Harbinger Explorer

Back to Knowledge Hub
cloud-architecture
Published:

Event Streaming Architecture in the Cloud: A Platform Engineer's Guide

12 min read·Tags: event-streaming, kafka, kinesis, pubsub, real-time, cloud-architecture

Event Streaming Architecture in the Cloud: A Platform Engineer's Guide

Event streaming is no longer a niche capability reserved for high-frequency trading platforms or social media giants. Today, it is the backbone of modern cloud-native data platforms — enabling real-time analytics, microservice decoupling, change data capture, and operational intelligence at scale. This guide walks through the architectural decisions, deployment patterns, and operational realities of building event streaming infrastructure on the cloud.


Why Event Streaming?

Traditional batch ETL pipelines introduce latency by design. Data collected throughout the day is processed overnight and available in dashboards by morning.

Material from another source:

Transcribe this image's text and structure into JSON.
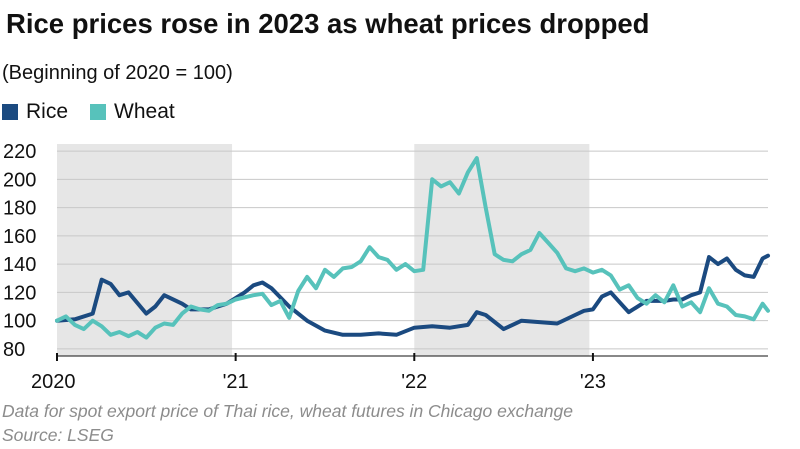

For most use cases in the 2010s, this was acceptable. In 2024, the landscape has fundamentally shifted:

  • Real-time fraud detection needs sub-second decisioning
  • Operational monitoring must surface anomalies before they become incidents
  • Microservice choreography requires decoupled, asynchronous communication
  • Event sourcing demands an immutable audit log with replay capability

Event streaming solves all of these by treating data as a continuous, ordered log of facts rather than rows in a table.


Core Concepts

Before choosing a platform, it's essential to align on terminology:

ConceptDescription
Topic / StreamNamed, append-only log of messages
PartitionOrdered sub-unit of a topic enabling parallelism
Consumer GroupSet of consumers that collectively process a topic
OffsetPosition of a message within a partition
Schema RegistryCentral store for message schemas (Avro, Protobuf, JSON Schema)
Exactly-once semanticsGuarantee that each message is processed exactly one time
CompactionRetention strategy that keeps only the latest value per key

Cloud Platform Comparison

Three major managed event streaming services dominate cloud deployments:

FeatureAmazon KinesisGoogle Pub/SubAzure Event Hubs
Native SDKAWS SDKGoogle Cloud SDKAzure SDK / AMQP
Kafka compatibilityVia MSKVia Confluent on GCPKafka-compatible endpoint
Retention1–365 days7 days (configurable)1–90 days
PartitioningShards (fixed)AutomaticPartitions (fixed)
Schema registryGlue Schema RegistryConfluent on GCPSchema Registry (EventHub)
Exactly-onceAt-least-onceAt-least-onceAt-least-once
Managed KafkaMSK (fully managed)N/A (partner)No
Serverless optionKinesis On-DemandPub/Sub (always serverless)Event Hubs Serverless

For teams with Kafka expertise and multi-cloud ambitions, Amazon MSK or a self-managed Kafka cluster on Kubernetes (via Strimzi) provides the most portable solution.


Reference Architecture

The following diagram illustrates a production-grade event streaming topology for a geopolitical intelligence platform — the kind of real-time data architecture powering tools like Harbinger Explorer:

Loading diagram...

This architecture separates concerns cleanly:

  • Raw topics receive unvalidated, high-volume ingestion
  • Stream processors enrich, filter, and validate in flight
  • Downstream consumers materialise views appropriate to each service

Provisioning with Terraform

Here's a minimal Terraform configuration for an MSK cluster on AWS:

resource "aws_msk_cluster" "harbinger_events" {
  cluster_name           = "harbinger-events"
  kafka_version          = "3.5.1"
  number_of_broker_nodes = 3

  broker_node_group_info {
    instance_type   = "kafka.m5.large"
    client_subnets  = var.private_subnet_ids
    security_groups = [aws_security_group.msk.id]

    storage_info {
      ebs_storage_info {
        volume_size = 1000
      }
    }
  }

  encryption_info {
    encryption_in_transit {
      client_broker = "TLS"
      in_cluster    = true
    }
  }

  configuration_info {
    arn      = aws_msk_configuration.main.arn
    revision = aws_msk_configuration.main.latest_revision
  }

  tags = {
    Environment = "production"
    Team        = "platform"
  }
}

resource "aws_msk_configuration" "main" {
  name              = "harbinger-kafka-config"
  kafka_versions    = ["3.5.1"]
  server_properties = <<-EOF
    auto.create.topics.enable=false
    default.replication.factor=3
    min.insync.replicas=2
    num.partitions=12
    log.retention.hours=168
    compression.type=lz4
  EOF
}

Schema Registry and Schema Evolution

Untyped JSON events are a production disaster waiting to happen. Every schema change becomes a breaking change, and you have no way to query historical messages reliably.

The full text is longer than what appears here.